Unless this is some terribly poor trolling, in which case I've taken your bait...

3 comments

Not sure what a hot take is. It was a a genuine question - volcanic eruptions have well documented climatic effects.
It's kind of a compliment. "Hot take" is becoming common parlance, but a hot take as defined by Blind Boy Boathouse would be a connection you notice between two seemingly unrelated things, and then dive into to arrive at a smashing observation about, where you link those things by obsessively researching the connections between them, to reveal a hot take on events that no one has quite heard of, or had the same take on before.

Check out this, maybe the great hot take of all time. https://play.acast.com/s/blindboy/pooanon

It's kind of a compliment

I'm not so sure it is a compliment.

I've heard advertisements on the radio recently for financial and sports programs and web sites where they promise "No hot takes — only real information."

Yeah, I think "hot take" [1] is the analytic analogue to expressions like "by the seat of the pants," [2] meaning something like: A rushed, likely emotional, reaction to something with no or minimal follow-up research or analysis.
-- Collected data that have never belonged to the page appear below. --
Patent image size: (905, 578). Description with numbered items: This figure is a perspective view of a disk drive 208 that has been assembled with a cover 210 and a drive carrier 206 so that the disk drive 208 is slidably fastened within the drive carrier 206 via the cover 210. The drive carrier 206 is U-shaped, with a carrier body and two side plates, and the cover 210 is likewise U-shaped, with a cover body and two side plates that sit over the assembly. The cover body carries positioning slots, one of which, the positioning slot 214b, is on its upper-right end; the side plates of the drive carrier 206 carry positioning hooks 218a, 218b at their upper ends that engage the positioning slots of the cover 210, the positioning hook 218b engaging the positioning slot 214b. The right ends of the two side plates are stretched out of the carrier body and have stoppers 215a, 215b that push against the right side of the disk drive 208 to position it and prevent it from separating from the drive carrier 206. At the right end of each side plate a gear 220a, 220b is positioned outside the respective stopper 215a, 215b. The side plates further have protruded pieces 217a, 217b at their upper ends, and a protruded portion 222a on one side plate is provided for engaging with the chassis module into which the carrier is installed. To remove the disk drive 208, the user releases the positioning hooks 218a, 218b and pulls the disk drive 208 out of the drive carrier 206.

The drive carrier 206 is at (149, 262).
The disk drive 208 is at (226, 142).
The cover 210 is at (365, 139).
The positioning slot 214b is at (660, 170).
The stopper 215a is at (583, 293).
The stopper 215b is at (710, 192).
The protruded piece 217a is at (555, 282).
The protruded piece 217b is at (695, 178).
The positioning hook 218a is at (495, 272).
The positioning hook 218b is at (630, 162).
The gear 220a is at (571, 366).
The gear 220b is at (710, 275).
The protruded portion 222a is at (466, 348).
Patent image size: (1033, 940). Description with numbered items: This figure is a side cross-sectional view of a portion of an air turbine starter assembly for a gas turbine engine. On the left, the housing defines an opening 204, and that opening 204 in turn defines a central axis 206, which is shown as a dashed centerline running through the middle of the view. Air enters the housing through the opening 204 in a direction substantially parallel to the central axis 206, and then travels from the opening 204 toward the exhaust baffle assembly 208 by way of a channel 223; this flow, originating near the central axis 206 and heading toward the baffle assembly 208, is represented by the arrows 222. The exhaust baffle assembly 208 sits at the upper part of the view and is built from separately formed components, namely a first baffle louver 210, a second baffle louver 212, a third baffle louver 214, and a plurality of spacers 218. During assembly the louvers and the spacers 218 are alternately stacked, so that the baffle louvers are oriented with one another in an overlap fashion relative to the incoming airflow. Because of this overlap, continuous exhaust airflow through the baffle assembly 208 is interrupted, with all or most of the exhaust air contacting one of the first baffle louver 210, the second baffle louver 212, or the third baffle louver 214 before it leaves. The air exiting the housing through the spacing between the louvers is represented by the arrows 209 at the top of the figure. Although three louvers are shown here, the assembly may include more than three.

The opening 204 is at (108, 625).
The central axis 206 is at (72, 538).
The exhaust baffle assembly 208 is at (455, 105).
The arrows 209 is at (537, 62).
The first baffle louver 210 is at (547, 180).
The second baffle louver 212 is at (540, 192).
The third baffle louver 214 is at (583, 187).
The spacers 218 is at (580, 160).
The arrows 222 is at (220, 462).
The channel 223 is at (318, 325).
  1: https://en.wikipedia.org/wiki/Hot_take
  2: https://writingexplained.org/idiom-dictionary/fly-by-the-seat-of-your-pants
Not precisely. What makes a "take" hot is its provocative or controversial nature. It's not quite flamebait -- that implies more of a deliberate attempt to sow discord -- but it's along the same lines.
Eh, that's what I was thinking too (except it's underwater). One good belch like this from Yellowstone and we'd be back in an ice age.
Aren't we still sort of in an ice age, in relative geologic terms?

Okay, yes we are, with the popular usage of ice age referring to the last period when glaciers were much more dominant.

https://en.wikipedia.org/wiki/Quaternary_glaciation

A definition of an ice age that I read somewhere is when there are permanent ice sheets at the poles.